For several years, subsequent "draws" on the Treasury by the GSEs were in great part used to cover dividends on the government's preferred shares. Yes, the GSEs were borrowing from the government to pay the government.
Then in August 2012, the government stopped playing the dividend game with the GSEs, and simply required them to pay all income over to the Treasury as dividends, less a minimal $3 billion capital buffer for each GSE.
But the weakest part of the complaint is that following their placement into conservatorship, the government used Fannie and Freddie "as a vehicle to restore investor confidence in the mortgage market by providing a mechanism for other financial institutions to unload their bad mortgage debts." There are no numbers backing up this claim, in the complaint.
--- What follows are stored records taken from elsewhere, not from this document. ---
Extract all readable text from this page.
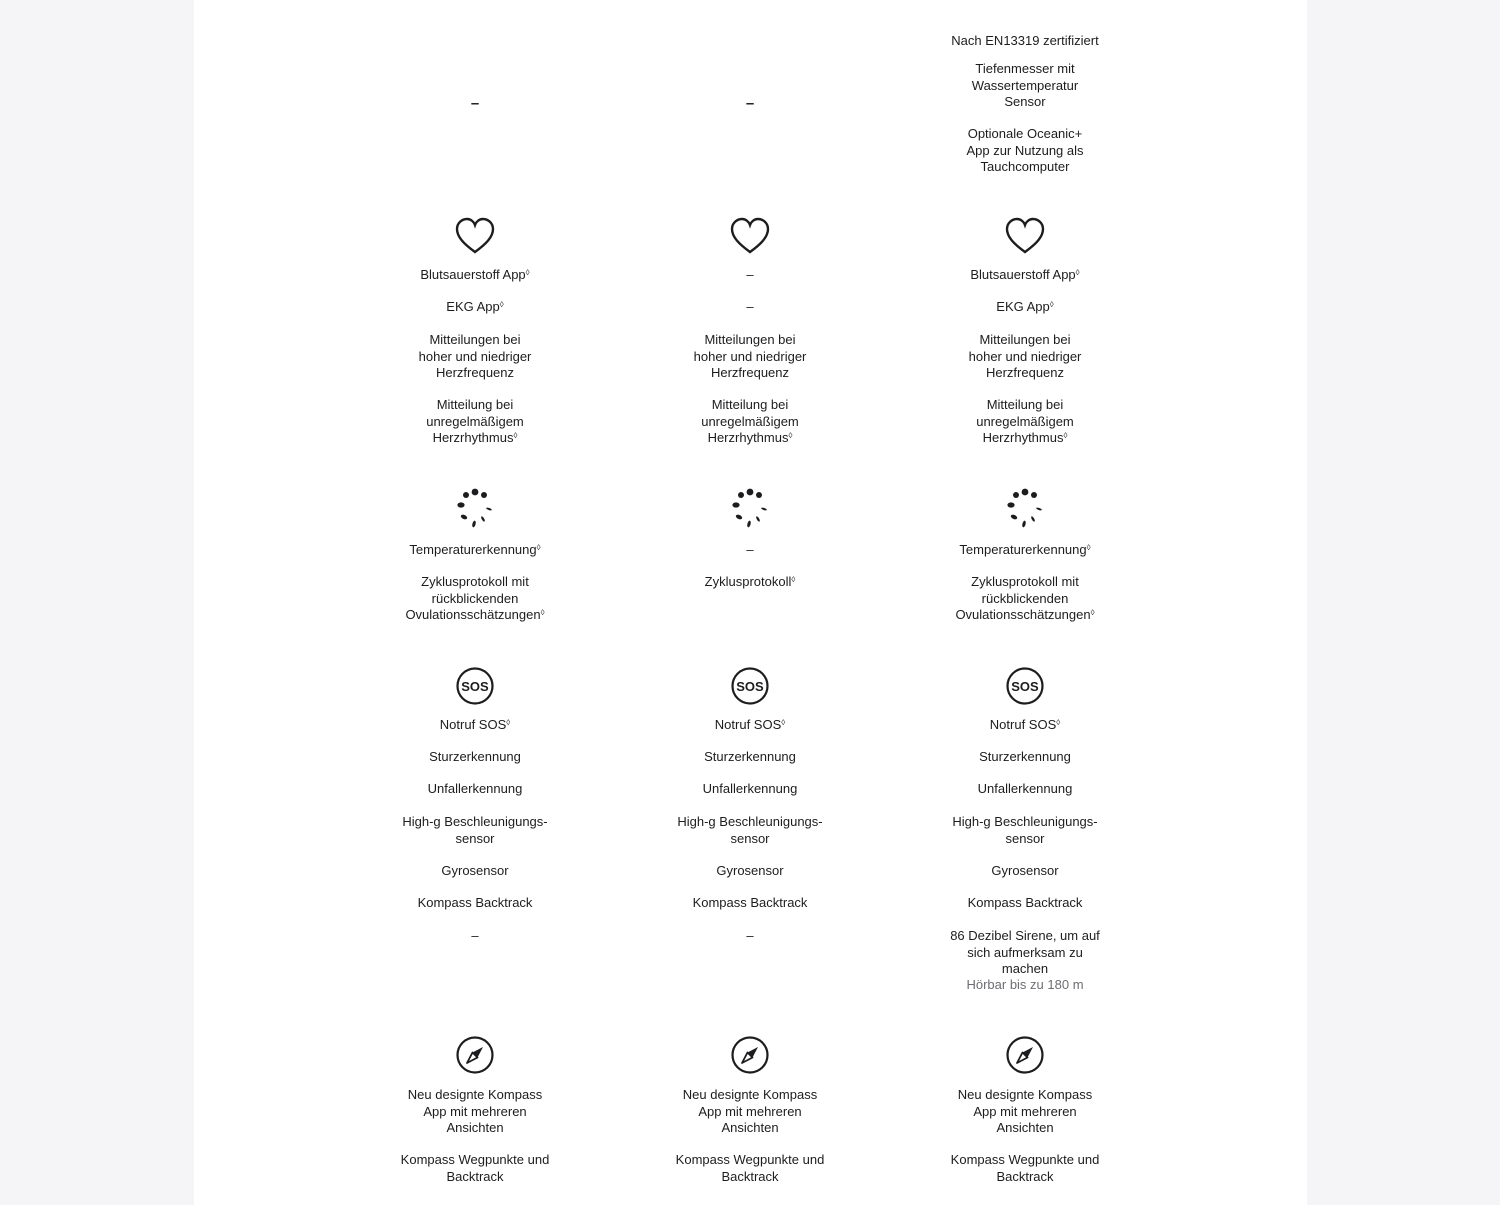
–
Blutsauerstoff App◊
EKG App◊
Mitteilungen bei hoher und niedriger Herzfrequenz
Mitteilung bei unregelmäßigem Herzrhythmus◊
Temperaturerkennung◊
Zyklusprotokoll mit rückblickenden Ovulationsschätzungen◊
SOS
Notruf SOS◊
Sturzerkennung
Unfallerkennung
High-g Beschleunigungs-sensor
Gyrosensor
Kompass Backtrack
–
Neu designte Kompass App mit mehreren Ansichten
Kompass Wegpunkte und Backtrack
–
–
–
Mitteilungen bei hoher und niedriger Herzfrequenz
Mitteilung bei unregelmäßigem Herzrhythmus◊
–
Zyklusprotokoll◊
SOS
Notruf SOS◊
Sturzerkennung
Unfallerkennung
High-g Beschleunigungs-sensor
Gyrosensor
Kompass Backtrack
–
Neu designte Kompass App mit mehreren Ansichten
Kompass Wegpunkte und Backtrack
Nach EN13319 zertifiziert
Tiefenmesser mit Wassertemperatur Sensor
Optionale Oceanic+ App zur Nutzung als Tauchcomputer
Blutsauerstoff App◊
EKG App◊
Mitteilungen bei hoher und niedriger Herzfrequenz
Mitteilung bei unregelmäßigem Herzrhythmus◊
Temperaturerkennung◊
Zyklusprotokoll mit rückblickenden Ovulationsschätzungen◊
SOS
Notruf SOS◊
Sturzerkennung
Unfallerkennung
High-g Beschleunigungs-sensor
Gyrosensor
Kompass Backtrack
86 Dezibel Sirene, um auf sich aufmerksam zu machen
Hörbar bis zu 180 m
Neu designte Kompass App mit mehreren Ansichten
Kompass Wegpunkte und Backtrack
The shareholders in the complaint go on to quote Fannie Mae alone in saying the company "provided approximately $2.3 trillion in liquidity to the mortgage market in 2009 through 2011 through [its] purchases and guarantee of loans."
Fannie and Freddie have indeed greatly increased their role in the secondary mortgage market, however, loans originated from 2009 and later were underwritten under much more strict criteria than they were before the housing crisis began. These newer loans are providing a great deal of the GSEs current profitability.
Neither Hagens Berman Sobol Shapiro nor Spector Roseman Kodroff & Willis immediately responded to requests for comment.